The Management of Fear by the Spanish Catholic Church in the Textbooks of Religion: Changes and Continuities resulting from the Second Vatican Council
DOI:
https://doi.org/10.5944/hme.2.2015.14267Keywords:
Natural fears, Induced fears, Spanish Catholic Church, Textbooks of Catholic ReligionAbstract
This article uses ecclesiastical records and textbooks of Religion to make comparisons regarding the way in which the Spanish Catholic Church administered the emotion of fear before and after Vatican Council II. We see evidence of the erosion of natural fears: epidemics, hunger, war... (the humanization of God does not seem compatible with his anger), of scatological fears, where the sensory elements of fear weigh most heavily (the repoliticization of the Catholic religion increasingly puts fear in more profane places), or even the fear of the non-Catholic other (ecumenism).

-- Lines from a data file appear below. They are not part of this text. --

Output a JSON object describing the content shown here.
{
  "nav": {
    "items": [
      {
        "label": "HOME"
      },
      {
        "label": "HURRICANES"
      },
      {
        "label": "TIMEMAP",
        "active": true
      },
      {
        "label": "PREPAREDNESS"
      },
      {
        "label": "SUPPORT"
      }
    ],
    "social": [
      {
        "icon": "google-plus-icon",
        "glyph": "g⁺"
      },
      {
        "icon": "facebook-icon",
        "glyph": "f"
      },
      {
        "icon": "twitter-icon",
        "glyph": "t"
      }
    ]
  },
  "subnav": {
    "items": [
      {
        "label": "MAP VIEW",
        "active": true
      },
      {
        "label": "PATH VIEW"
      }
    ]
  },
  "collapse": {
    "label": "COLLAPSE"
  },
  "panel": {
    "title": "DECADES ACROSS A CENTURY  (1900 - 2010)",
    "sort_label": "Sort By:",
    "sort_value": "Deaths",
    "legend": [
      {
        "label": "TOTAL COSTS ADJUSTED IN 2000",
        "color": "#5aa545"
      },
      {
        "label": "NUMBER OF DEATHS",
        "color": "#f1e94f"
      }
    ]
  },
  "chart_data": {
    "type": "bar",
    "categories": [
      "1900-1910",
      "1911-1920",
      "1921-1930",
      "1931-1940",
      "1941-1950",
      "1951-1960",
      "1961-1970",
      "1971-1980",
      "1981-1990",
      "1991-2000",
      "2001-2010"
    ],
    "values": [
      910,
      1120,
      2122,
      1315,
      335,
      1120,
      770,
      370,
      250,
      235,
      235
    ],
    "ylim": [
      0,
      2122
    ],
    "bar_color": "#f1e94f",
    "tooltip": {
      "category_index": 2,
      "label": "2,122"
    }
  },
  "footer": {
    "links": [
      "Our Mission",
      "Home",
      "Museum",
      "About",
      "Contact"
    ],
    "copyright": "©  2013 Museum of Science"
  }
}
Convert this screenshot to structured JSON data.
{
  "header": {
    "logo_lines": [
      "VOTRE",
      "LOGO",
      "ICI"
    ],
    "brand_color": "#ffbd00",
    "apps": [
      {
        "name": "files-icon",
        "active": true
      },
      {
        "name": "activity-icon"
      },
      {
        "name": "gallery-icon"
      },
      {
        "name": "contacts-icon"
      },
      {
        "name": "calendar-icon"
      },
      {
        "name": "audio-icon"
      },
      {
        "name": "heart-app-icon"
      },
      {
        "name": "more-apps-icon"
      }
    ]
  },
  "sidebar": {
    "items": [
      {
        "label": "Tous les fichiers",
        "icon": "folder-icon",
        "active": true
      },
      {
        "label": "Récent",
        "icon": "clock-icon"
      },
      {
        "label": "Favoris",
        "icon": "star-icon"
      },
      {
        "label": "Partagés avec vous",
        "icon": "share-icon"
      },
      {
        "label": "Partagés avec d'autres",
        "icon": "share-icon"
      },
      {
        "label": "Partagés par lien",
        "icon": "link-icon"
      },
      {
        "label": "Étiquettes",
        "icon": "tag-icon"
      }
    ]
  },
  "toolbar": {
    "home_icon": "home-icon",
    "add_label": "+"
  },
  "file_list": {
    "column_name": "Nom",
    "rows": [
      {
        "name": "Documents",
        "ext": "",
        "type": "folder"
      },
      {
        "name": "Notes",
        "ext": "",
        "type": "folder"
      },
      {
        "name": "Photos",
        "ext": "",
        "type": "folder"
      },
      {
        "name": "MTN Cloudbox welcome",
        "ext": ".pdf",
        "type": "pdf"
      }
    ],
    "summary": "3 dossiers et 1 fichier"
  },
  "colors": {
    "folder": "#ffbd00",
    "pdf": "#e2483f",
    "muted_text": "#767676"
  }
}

But the texts also corroborate, especially in the neo-integrationist Church manuals, the perseverance of other induced fears, where the cognitive elements of fear are clearly imposed: fear of the secularization of science and of thought, of the loss of the Church’s influence in society, of the reforms coming from Vatican Council II, of the theology of liberation, of secularism or of the loss of the state protection that the Spanish Catholic Church had always enjoyed. As a result we find it contentious to state, as some authors do, that the Vatican Council II signaled a change from a Stateoriented institution to a society-oriented one.